FLT3-ITD and NPM1 mutations are key to defining the genetic risk profile of acute myeloid leukemia (AML). We aimed to assess the prognostic features of the FLT3-ITD and NPM1 mutations in old and/or unfit individuals with AML treated with non-intensive therapies in the era before azacitidine-venetoclax approbation. The results of various non-intensive regimens were also compared. We conducted a retrospective analysis that included patients treated with different non-intensive regimens, between 2007 and 2020 from PETHEMA AML registry. We compiled 707 patients with a median age of 74 years and median follow-up time of 37.7 months. FLT3-ITD patients (N = 98) showed a non-significant difference in overall survival (OS) compared to FLT3-ITD negative-patients (N = 608) (P = 0.17, median OS was 5 vs 7.3 months respectively).
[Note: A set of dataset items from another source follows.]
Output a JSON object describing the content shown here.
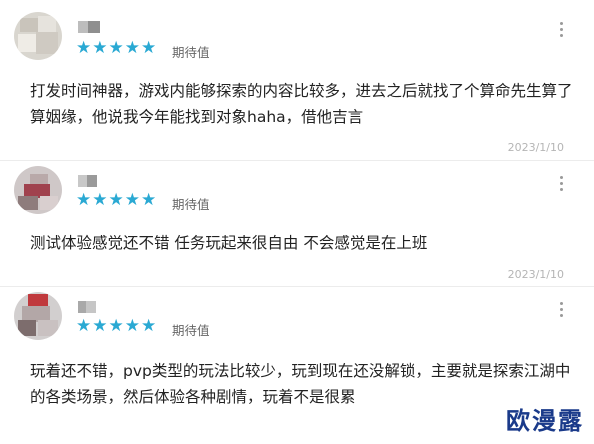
{
  "colors": {
    "star": "#2aa9d3",
    "watermark": "#1a3a8a"
  },
  "reviews": [
    {
      "rating": 5,
      "rating_label": "期待值",
      "text": "打发时间神器，游戏内能够探索的内容比较多，进去之后就找了个算命先生算了算姻缘，他说我今年能找到对象haha，借他吉言",
      "date": "2023/1/10"
    },
    {
      "rating": 5,
      "rating_label": "期待值",
      "text": "测试体验感觉还不错 任务玩起来很自由 不会感觉是在上班",
      "date": "2023/1/10"
    },
    {
      "rating": 5,
      "rating_label": "期待值",
      "text": "玩着还不错，pvp类型的玩法比较少，玩到现在还没解锁，主要就是探索江湖中的各类场景，然后体验各种剧情，玩着不是很累",
      "date": ""
    }
  ],
  "watermark": "欧漫露"
}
NPM1-mutated patients (N = 144) also showed a non-significant difference with NPM1 wild type (N = 519) patients (P = 0.25, median OS 7.2 vs 6.8 respectively). In the Cox regression analysis neither NPM1 nor FLT3-ITD nor age were significant prognostic variables for OS prediction. Abnormal karyotype and a high leukocyte count showed a statistically significant deleterious effect. Azacitidine also showed better survival compared to FLUGA (low dose cytarabine plus fludarabine). NPM1 and FLT3-ITD seem to lack prognostic value in older/unfit AML patients treated with non-intensive regimens other than azacitidine-venetoclax combination.

Keywords: Acute myeloid leukemia; Elderly; Fms-like tyrosine kinase 3 (FLT3) mutation; Hypomethylating; Nucleophosmin 1 (NPM1) mutation; PETHEMA; Treatment.